One of the privileges of being a tenured professor in the field of “studies” is that you can make up crap out of thin air and majors in the field, fellow faculty, and progressive media all go “Ooooooh!” in amazement.
Rutgers University’s Brittney Cooper is a master at this. The associated professor of Women’s and Gender Studies and Africana Studies who once opined that Jesus was “potentially queer” or was “married to a prostitute,” called black city officials she did not like “white supremacists in Blackface,” and had nothing but words of “the four-letter variety” after the US Supreme Court allowed for religious exemptions to the ObamaCare contraceptive mandate, now says that the very concept of time itself is … racially biased.
In an interview with NPR last week, Cooper said that the way we “position ourselves in relationship to time comes out of histories of European and Western thought”; in other words, “white people own time.”
Time has a history, and so do black people. But we treat time as though it is timeless, as though it has always been this way, as though it doesn’t have a political history bound up with the plunder of indigenous lands, the genocide of indigenous people and the stealing of Africans from their homeland. When white, male European philosophers first thought to conceptualize time and history, one famously declared, Africa is no historical part of the world. He was, essentially, saying that Africans were people outside of history who had had no impact on time or the march of progress. …
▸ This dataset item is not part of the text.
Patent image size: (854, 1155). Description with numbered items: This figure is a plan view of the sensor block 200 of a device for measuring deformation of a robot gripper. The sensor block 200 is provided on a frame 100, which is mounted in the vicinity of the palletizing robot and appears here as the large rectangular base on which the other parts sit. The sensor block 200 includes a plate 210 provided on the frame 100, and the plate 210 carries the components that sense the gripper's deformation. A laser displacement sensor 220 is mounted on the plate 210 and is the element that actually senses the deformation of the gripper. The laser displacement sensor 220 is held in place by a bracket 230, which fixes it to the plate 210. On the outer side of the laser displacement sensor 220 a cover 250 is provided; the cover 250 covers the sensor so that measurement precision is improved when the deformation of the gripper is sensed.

Now, we also see this idea that black people are people either alternately outside the bounds of time or stuck in the past in a scenario where, much as I’m doing right now, a black person stands up and insists that racism still matters, and a person – usually white – says to them, why are you stuck in the past?
Cooper goes on to note that white people are taught that time is linear (it’s not? To coin a cliché, isn’t the science settled?), but for African-Americans time “doesn’t exactly work that way” because they live with “the residue of past historical trauma,” not to mention a present “filled with racial animus” and a “precarious future.”
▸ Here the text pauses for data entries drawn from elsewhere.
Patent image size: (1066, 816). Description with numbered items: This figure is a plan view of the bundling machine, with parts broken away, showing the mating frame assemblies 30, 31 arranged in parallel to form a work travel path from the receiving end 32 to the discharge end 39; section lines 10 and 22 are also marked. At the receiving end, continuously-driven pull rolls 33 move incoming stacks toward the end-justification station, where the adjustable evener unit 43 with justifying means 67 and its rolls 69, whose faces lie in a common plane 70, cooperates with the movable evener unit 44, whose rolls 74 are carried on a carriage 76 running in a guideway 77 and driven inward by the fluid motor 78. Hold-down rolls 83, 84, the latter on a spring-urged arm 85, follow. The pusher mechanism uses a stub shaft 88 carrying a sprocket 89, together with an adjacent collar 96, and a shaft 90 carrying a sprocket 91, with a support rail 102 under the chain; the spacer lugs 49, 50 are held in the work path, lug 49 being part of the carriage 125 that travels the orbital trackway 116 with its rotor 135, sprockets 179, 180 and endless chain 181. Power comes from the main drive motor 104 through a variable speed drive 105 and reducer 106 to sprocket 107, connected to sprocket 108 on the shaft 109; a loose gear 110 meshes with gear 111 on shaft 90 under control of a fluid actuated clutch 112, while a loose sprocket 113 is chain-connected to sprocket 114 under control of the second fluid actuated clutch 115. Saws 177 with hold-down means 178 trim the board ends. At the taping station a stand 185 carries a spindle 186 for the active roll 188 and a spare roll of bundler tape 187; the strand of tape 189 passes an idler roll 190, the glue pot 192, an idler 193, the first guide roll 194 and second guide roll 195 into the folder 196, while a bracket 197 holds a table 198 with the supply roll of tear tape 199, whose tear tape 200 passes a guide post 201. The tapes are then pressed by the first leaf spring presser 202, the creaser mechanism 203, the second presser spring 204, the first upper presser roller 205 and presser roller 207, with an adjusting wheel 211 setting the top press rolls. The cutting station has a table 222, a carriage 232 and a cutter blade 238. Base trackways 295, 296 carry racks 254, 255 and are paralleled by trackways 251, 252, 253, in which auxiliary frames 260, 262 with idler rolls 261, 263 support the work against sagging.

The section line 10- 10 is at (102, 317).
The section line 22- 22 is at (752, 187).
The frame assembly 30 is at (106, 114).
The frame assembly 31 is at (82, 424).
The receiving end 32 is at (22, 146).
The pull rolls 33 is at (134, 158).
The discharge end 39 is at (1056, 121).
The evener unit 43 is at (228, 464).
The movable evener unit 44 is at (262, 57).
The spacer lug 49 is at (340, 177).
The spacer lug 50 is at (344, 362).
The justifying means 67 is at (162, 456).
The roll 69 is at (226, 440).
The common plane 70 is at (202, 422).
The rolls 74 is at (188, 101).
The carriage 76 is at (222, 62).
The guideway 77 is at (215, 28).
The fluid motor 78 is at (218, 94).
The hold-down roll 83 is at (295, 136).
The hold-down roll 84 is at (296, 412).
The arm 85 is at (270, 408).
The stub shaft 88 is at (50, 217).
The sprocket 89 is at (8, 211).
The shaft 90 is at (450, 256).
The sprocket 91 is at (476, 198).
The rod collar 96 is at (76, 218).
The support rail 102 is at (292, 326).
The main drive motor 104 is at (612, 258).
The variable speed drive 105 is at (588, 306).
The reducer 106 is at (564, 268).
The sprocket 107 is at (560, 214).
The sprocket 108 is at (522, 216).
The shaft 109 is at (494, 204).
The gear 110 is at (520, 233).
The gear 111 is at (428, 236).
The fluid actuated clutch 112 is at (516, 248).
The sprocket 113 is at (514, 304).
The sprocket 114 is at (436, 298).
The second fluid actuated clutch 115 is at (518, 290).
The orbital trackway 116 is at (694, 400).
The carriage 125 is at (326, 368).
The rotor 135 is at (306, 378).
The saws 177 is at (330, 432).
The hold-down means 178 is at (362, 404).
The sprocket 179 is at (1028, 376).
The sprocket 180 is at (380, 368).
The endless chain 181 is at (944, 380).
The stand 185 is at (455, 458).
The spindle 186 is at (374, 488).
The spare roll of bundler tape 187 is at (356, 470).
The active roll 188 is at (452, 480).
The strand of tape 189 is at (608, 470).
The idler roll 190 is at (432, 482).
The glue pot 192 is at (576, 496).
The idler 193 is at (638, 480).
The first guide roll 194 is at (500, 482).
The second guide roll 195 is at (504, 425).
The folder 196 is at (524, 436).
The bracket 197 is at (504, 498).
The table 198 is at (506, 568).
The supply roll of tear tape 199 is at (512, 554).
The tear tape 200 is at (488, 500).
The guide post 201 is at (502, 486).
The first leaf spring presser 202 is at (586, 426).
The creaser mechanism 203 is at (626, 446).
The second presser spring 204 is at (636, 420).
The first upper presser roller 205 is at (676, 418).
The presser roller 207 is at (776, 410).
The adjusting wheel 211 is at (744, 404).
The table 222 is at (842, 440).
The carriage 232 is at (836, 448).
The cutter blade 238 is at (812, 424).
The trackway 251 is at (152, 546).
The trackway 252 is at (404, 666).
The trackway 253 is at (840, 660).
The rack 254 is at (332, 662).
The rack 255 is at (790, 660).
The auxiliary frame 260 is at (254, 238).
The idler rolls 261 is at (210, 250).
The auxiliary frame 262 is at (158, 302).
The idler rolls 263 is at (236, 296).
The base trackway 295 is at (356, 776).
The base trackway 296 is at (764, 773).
Regarding that last point, Copper uses Sandra Bland, the black woman who in 2015 died in police custody shortly after a traffic stop arrest, as an example of someone “yanked out of [a] future”:
[I]t reminds me of the ways that past and presents and futures seemingly coexist for African-American folks. And so in that way, time doesn’t feel linear. It feels like the past, you know, past narratives of race that are rooted in violence and rooted in a lack of freedom. They feel like they can become our reality again at any moment.
Of course. “Studies” courses are all about grievances, and anyone or anything which professes progress or the amelioration of past wrongs is an obstacle to the cultivation of those grievances.